第二节

  火车越开越快,渐渐地,挥舞着红色的毛主席语录本的父亲的身影越来越小,离我越来越远了。渐渐的看不见了……火车转了一个弯以后,一切都看不见了,只是远远地听到车站上那扩音器里传来的朗读毛主席语录的声音和越来越小的人们的哭声。

  我还在远远地望着车站的方向,想着老父亲此时大概正在向出站口走去,不知他的身体是不是承受得住刚才的拥挤。

  忽然,小李在身后拉我,手里拿着一支香烟向我递过来。嘴里说着:“来吧,嘛也看不见了。抽根烟吧,现在没人管了。”胖子也伸手拉了我一把:“别看了,坐下吧,嘛也看不见了。”我这才从沉思中回过神来,一回身坐在座位上。

  我伸手将小李拉在我身边的座位上坐下,转过身向车厢里看去。同学们现在已经都在自己的位子上坐下了,那位护送我们的学校工宣队的吕师傅也坐在许多同学的中间。我看到许多同学正在给他递烟,他现在可不像以前在学校时那样绷着脸教训人:“你们是学生,不许抽烟!”现在的他,微笑着推让着大家递过来的香烟——几乎所有的男生都给他递烟,他一张嘴应付不过来——随手接过一支叼在嘴上,马上有同学用火柴为他点上。他深深地吸了一口,似乎十分惬意,高兴的对同学们说:“你们抽你们的,我有这一根就行了。”

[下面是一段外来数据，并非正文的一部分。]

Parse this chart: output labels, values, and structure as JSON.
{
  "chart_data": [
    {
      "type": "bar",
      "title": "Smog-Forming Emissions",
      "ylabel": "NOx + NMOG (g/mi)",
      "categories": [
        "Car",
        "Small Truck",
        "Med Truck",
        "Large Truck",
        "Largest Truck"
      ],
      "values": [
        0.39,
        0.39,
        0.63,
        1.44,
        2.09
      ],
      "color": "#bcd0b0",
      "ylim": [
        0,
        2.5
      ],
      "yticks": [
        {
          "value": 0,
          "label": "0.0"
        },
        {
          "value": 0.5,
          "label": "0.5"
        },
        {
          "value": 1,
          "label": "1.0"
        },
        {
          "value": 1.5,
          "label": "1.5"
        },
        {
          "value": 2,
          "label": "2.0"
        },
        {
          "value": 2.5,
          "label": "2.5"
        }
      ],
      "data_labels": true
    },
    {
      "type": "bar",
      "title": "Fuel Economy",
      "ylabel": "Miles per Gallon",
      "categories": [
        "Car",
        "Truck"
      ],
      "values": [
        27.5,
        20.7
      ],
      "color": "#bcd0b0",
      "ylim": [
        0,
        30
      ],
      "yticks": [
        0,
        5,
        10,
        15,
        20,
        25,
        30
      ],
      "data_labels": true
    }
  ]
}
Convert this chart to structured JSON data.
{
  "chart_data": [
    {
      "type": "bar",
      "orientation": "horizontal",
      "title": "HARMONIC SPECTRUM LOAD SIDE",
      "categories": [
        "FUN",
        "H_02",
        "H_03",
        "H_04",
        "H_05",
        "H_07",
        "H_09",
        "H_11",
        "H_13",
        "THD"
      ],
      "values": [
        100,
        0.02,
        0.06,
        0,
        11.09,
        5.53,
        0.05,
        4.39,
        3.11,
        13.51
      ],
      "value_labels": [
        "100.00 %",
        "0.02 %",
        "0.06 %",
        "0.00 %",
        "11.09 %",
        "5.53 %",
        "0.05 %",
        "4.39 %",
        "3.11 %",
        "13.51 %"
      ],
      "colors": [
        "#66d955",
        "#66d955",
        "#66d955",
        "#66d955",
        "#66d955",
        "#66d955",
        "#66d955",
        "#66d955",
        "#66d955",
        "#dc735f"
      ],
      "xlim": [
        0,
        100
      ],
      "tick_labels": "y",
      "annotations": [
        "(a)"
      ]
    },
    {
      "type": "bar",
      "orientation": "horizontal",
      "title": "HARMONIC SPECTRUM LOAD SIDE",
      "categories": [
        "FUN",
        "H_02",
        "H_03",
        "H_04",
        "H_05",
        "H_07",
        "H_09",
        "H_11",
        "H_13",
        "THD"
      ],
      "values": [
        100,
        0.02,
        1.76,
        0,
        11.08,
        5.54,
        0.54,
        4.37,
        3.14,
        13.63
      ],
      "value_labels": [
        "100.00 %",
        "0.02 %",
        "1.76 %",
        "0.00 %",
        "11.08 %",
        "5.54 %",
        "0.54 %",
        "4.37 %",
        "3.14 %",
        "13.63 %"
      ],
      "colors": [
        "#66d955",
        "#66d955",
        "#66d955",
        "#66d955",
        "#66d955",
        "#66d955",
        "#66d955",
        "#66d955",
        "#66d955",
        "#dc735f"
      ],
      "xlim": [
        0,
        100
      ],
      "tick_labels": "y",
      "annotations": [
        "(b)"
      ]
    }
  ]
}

  看到这里我的心里“咯噔”一下:我已经彻底的脱离了学校,脱离了父母家庭,一个人走上了社会了。我转过身来,接过小李一直拿在手里的香烟,小李为我用火柴点上。说实话,在此之前我从没抽过烟。

  人生的第一次吸烟,就这样开始了。但是这个第一次可真不像想象的那么美妙——呛得我一个劲的咳嗽。

  小李和胖子都笑了。“看来,你以前还真没抽过。”

  我强忍住咳嗽说:“可不,这是头一次。”

  “以后就好了。真的,不骗你。”他们鼓励我说。

  果然,继续吸下去,就不再咳嗽了。

  火车不紧不慢的行进着。小李站起来,从行李架上拿下了一个包,从里面掏出来几个苹果放在了车厢内的小桌上。一抬手又把包放回了行李架上。随手递给我一个,说:“吃吧,坐火车上火,得多吃水果。”又从口袋里掏出一串钥匙,用钥匙串上的水果刀开始削苹果皮,嘴里还说着:“这苹果也没洗,不干净,得削皮。”我也用我的钥匙串上的水果刀,学着他的样子开始削苹果皮。说真的,我在家吃苹果从来不削皮,洗洗就得了。现在出门在外,也得学着装一点儿斯文了。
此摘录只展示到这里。